Né Gérard Béziat le 12 août 1944 à Paris XVIIème. Décédé Jehan Jonas le 29 avril 1980 à l'Hopital de la Salpétrière à Paris. Un artiste rare, si talentueux, et dont l'oeuvre, soumise à la censure, reste méconnue.
BIOGRAPHIE

Nul doute qu'avec les années, Jehan Jonas aurait atteint la notoriété rebelle d'un Ferré ou d'un Béranger. Résolument moderne, voire futuriste, ce chanteur savait mieux que quiconque railler la société, ses travers, et la misère des comportements humains. Violence, pauvreté, politique, alcool, guerre, paix, amour, rien n'échappait à la verve acérée de Jonas. Mais la vie, aveugle et sotte, a stoppé net le chemin bouillonnant de cet artiste hors-norme. Né à Paris le 12 août 1944, d'une mère secrétaire et d'un père visiteur en tissus, Gérard Bréziat grandit à Levallois Perret, dans les Hauts de Seine. Première douleur lorsque sa mère quitte le foyer alors qu'il a deux ans, et le laisse entre son père et sa belle-mère dans leur deux pièces levalloisien de la rue Voltaire.

En 1958, le Certificat d'Etudes en poche, le jeune homme rentre en apprentissage à Ermont à la SNCF. Un métier d'ajusteur-électricien à mille lieux de ses premières passions : l'écriture et la chanson. Alors sans plus attendre, il donne un premier coup de pied aux conventions et devance l'appel dès 1963. Direction Chartres et un service militaire qui lui permettra, à moins de vingt ans, d'exercer son talent de chansonnier. On imagine aisément le bonheur de ses camarades de chambrée face à la gouaille anarchisante du chanteur en devenir. Lui qui manifeste déjà un esprit vif, rebelle, et foisonnant, trouve là un public attentif.

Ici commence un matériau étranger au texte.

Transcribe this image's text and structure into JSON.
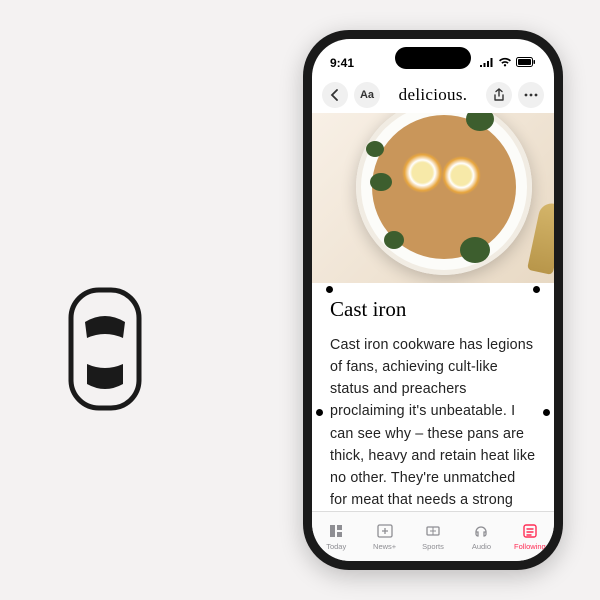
{
  "status": {
    "time": "9:41"
  },
  "nav": {
    "title": "delicious."
  },
  "article": {
    "title": "Cast iron",
    "body": "Cast iron cookware has legions of fans, achieving cult-like status and preachers proclaiming it's unbeatable. I can see why – these pans are thick, heavy and retain heat like no other. They're unmatched for meat that needs a strong sear: hav-"
  },
  "tabs": [
    {
      "label": "Today"
    },
    {
      "label": "News+"
    },
    {
      "label": "Sports"
    },
    {
      "label": "Audio"
    },
    {
      "label": "Following"
    }
  ]
}
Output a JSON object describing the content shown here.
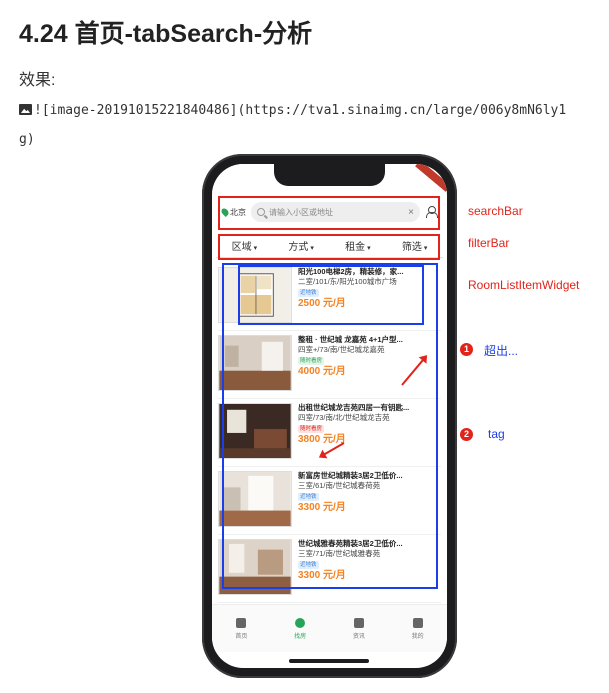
{
  "heading": "4.24 首页-tabSearch-分析",
  "effect_label": "效果:",
  "markdown_line": "![image-20191015221840486](https://tva1.sinaimg.cn/large/006y8mN6ly1",
  "markdown_tail": "g)",
  "phone": {
    "search_bar": {
      "city": "北京",
      "placeholder": "请输入小区或地址",
      "clear_symbol": "×"
    },
    "filter_bar": [
      "区域",
      "方式",
      "租金",
      "筛选"
    ],
    "rooms": [
      {
        "title": "阳光100电梯2房，精装修，家...",
        "subtitle": "二室/101/东/阳光100城市广场",
        "tag": "近地铁",
        "price": "2500 元/月"
      },
      {
        "title": "整租 · 世纪城 龙嘉苑 4+1户型...",
        "subtitle": "四室+/73/南/世纪城龙嘉苑",
        "tag": "随时看房",
        "price": "4000 元/月"
      },
      {
        "title": "出租世纪城龙吉苑四居一有钥匙...",
        "subtitle": "四室/73/南/北/世纪城龙吉苑",
        "tag": "随时看房",
        "price": "3800 元/月"
      },
      {
        "title": "新富房世纪城精装3居2卫低价...",
        "subtitle": "三室/61/南/世纪城春荷苑",
        "tag": "近地铁",
        "price": "3300 元/月"
      },
      {
        "title": "世纪城雅春苑精装3居2卫低价...",
        "subtitle": "三室/71/南/世纪城雅春苑",
        "tag": "近地铁",
        "price": "3300 元/月"
      }
    ],
    "tabs": [
      {
        "label": "首页"
      },
      {
        "label": "找房"
      },
      {
        "label": "资讯"
      },
      {
        "label": "我的"
      }
    ]
  },
  "annotations": {
    "search_bar_label": "searchBar",
    "filter_bar_label": "filterBar",
    "room_item_label": "RoomListItemWidget",
    "point1_number": "1",
    "point1_text": "超出...",
    "point2_number": "2",
    "point2_text": "tag"
  },
  "colors": {
    "annotation_red": "#e2231a",
    "annotation_blue": "#1a3ee8",
    "price_orange": "#f58220",
    "accent_green": "#2aa35a"
  }
}
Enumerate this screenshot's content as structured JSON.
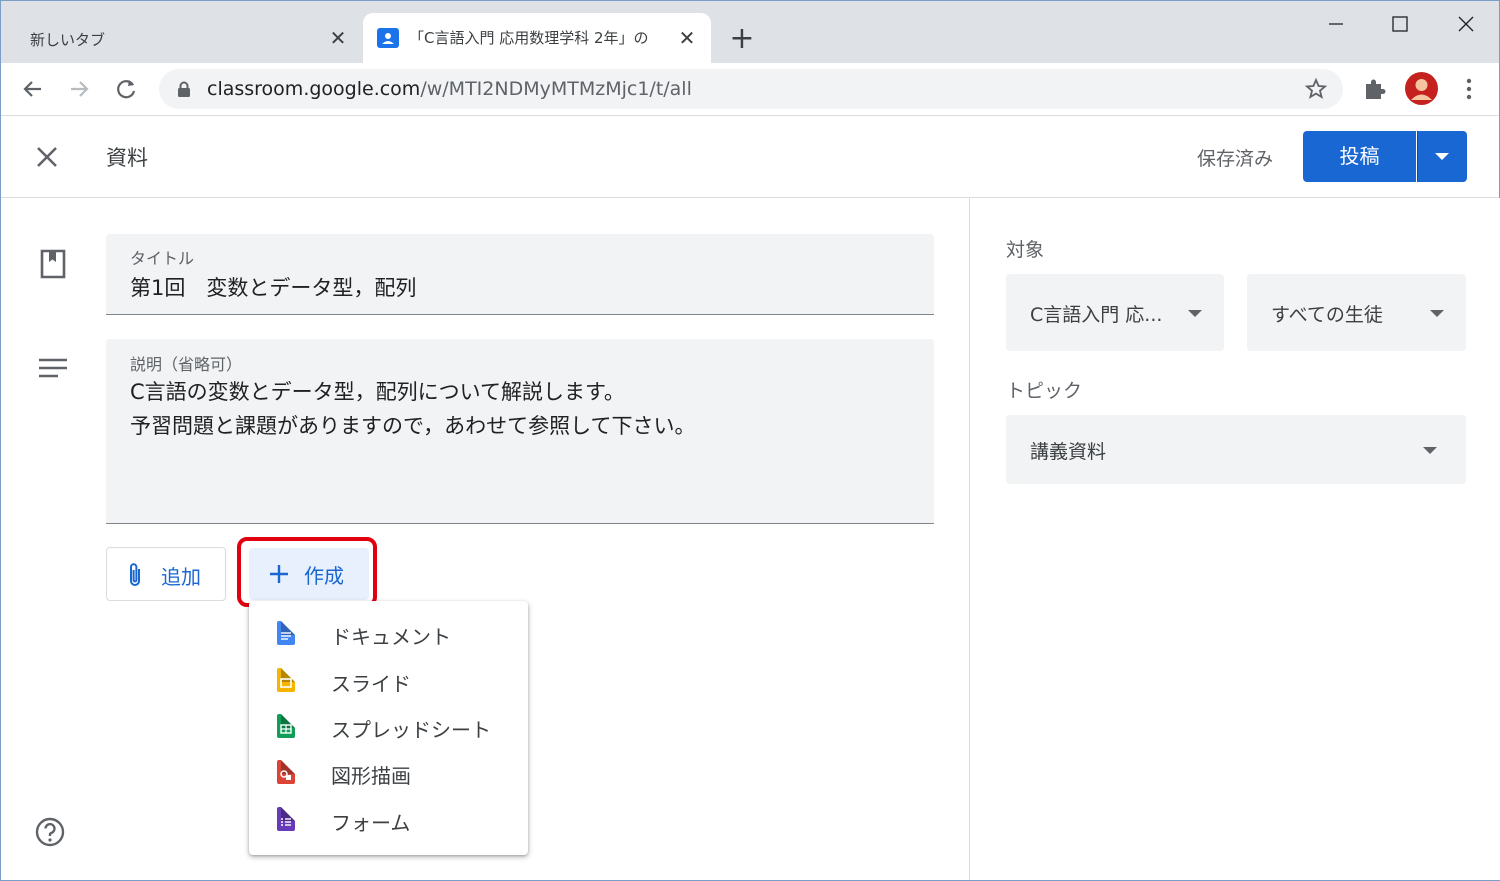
{
  "browser": {
    "tabs": [
      {
        "title": "新しいタブ"
      },
      {
        "title": "「C言語入門 応用数理学科 2年」の"
      }
    ],
    "url_host": "classroom.google.com",
    "url_path": "/w/MTI2NDMyMTMzMjc1/t/all"
  },
  "header": {
    "title": "資料",
    "saved_status": "保存済み",
    "post_label": "投稿"
  },
  "form": {
    "title_label": "タイトル",
    "title_value": "第1回　変数とデータ型，配列",
    "description_label": "説明（省略可）",
    "description_lines": [
      "C言語の変数とデータ型，配列について解説します。",
      "予習問題と課題がありますので，あわせて参照して下さい。"
    ],
    "add_label": "追加",
    "create_label": "作成"
  },
  "create_menu": {
    "items": [
      {
        "label": "ドキュメント",
        "icon": "docs-icon",
        "color": "#4285f4"
      },
      {
        "label": "スライド",
        "icon": "slides-icon",
        "color": "#f4b400"
      },
      {
        "label": "スプレッドシート",
        "icon": "sheets-icon",
        "color": "#0f9d58"
      },
      {
        "label": "図形描画",
        "icon": "drawings-icon",
        "color": "#db4437"
      },
      {
        "label": "フォーム",
        "icon": "forms-icon",
        "color": "#673ab7"
      }
    ]
  },
  "sidebar": {
    "target_label": "対象",
    "class_value": "C言語入門 応...",
    "students_value": "すべての生徒",
    "topic_label": "トピック",
    "topic_value": "講義資料"
  },
  "colors": {
    "accent": "#1967d2",
    "highlight": "#e0000f"
  }
}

Ses permissions, il les passe à la terrasse des cafés avec sa guitare. Dès sa libération, en mai 1964, Jehan possède déjà une solide expérience et monte sur scène à la Contrescarpe, au Dom Camillo ou Chez Georges. De gala en concerts, il croise le chemin de Ferré et de Béart. Dès 1965 et son succès à l'examen de la SACEM, Jehan Jonas multiplie les prestations. Il écrit sans cesse et se retrouve rapidement à la tête de centaines de chansons. L'une d'elles, Comme dirait Zazie, devient son premire "tube" que diffuse largement France Inter et sur Europe 1 avec le soutien de Lucien Morisse.

 

 
 
 
 

Marié avec Laure-Françoise Gand-Cousin en novembre 1966, il devient petit à petit une étoile montante de la chanson. Dès 1967, il multiplie les apparations et passe même à la télévision, dans le célèbre Discorama de Denise Glaser, qui accueillit les plus grands (Brel, Brassens, Adamo, Nougaro, Ferré, Dutronc,...pour ne citer qu'eux). Parrallèlement à sa carrière de chanteur, ce touche-à-tout prolixe écrit sans répis. Sous son vrai nom ou sous divers pseudos, il publie théâtre, contes, romans pornographiques, essais, poésie,....

Alors que la vie lui sourit et que le couple Jonas adopte une petite fille en 1979, le malheur s'abat sur l'artiste. Il est hospitalisé en 1980 à La Salpétrière à Paris pour une tumeur au cerveau qui le détruit en l'espace de quelques semaines. Conformément à ses vux, Jehan Jonas est incinéré. Ses cendres sont répandues sur la Seine, depuis le square du Vert galant.   Alors que le chanteur était en passe de devenir un artiste incontournable du paysage francophone, son décès passe quasiment inaperçu. Aujourd'hui encore, son nom n'est connu que d'une certaine catégorie de public, malgré l'immensité de son talent.